The report said that private sector jobs in Qatar rose strongly in August, reversing July’s slight decline, driven by strengthening demand for the country’s non-energy goods and services.
“The PMI resumed its recent upward trajectory in August, mainly reflecting a surge in employment and stronger inflows in new business. The increase in jobs was the second-fastest in the survey history, while demand growth was driven by the goods and services segments of the non-energy economy,” said Yousuf Mohamed Al-Jaida. CEO of QFC Authority.
He added: “Financial services continued to lead the way with the sharpest rise in new business in two years.”

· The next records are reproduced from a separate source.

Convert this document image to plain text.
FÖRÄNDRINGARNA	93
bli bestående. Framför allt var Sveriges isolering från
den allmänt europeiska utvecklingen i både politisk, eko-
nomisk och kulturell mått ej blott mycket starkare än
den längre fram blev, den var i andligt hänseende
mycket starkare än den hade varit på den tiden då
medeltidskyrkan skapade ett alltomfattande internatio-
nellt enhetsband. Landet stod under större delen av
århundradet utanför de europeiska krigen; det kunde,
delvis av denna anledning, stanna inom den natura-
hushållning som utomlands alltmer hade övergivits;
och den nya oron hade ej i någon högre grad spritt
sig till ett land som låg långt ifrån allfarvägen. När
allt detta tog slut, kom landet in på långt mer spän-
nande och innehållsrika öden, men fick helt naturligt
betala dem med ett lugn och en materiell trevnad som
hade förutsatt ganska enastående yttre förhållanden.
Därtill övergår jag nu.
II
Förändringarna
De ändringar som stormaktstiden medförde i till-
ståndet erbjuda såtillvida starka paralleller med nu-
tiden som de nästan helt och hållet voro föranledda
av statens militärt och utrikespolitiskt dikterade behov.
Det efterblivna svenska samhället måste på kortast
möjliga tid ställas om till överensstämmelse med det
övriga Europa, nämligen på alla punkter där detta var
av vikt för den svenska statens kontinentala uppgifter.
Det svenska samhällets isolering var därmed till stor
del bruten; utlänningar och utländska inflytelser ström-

The level of incoming new orders expanded for the 18th time in 19 months, and at a strong rate that outperformed the long-run survey trend, said the analysis.
The report also revealed that operating conditions in Dubai’s non-oil private sector improved at a stronger pace in August compared to July. This improvement was driven by a quicker increase in new business inflows, with demand growth reaching a five-month high.
“Dubai non-oil firms continued to face upward pressure on their input costs in August. Prices rose sharply, albeit at the slowest pace since May. Average selling charges rose for the fourth month in a row and to the greatest extent since April 2021,” added S&P Global.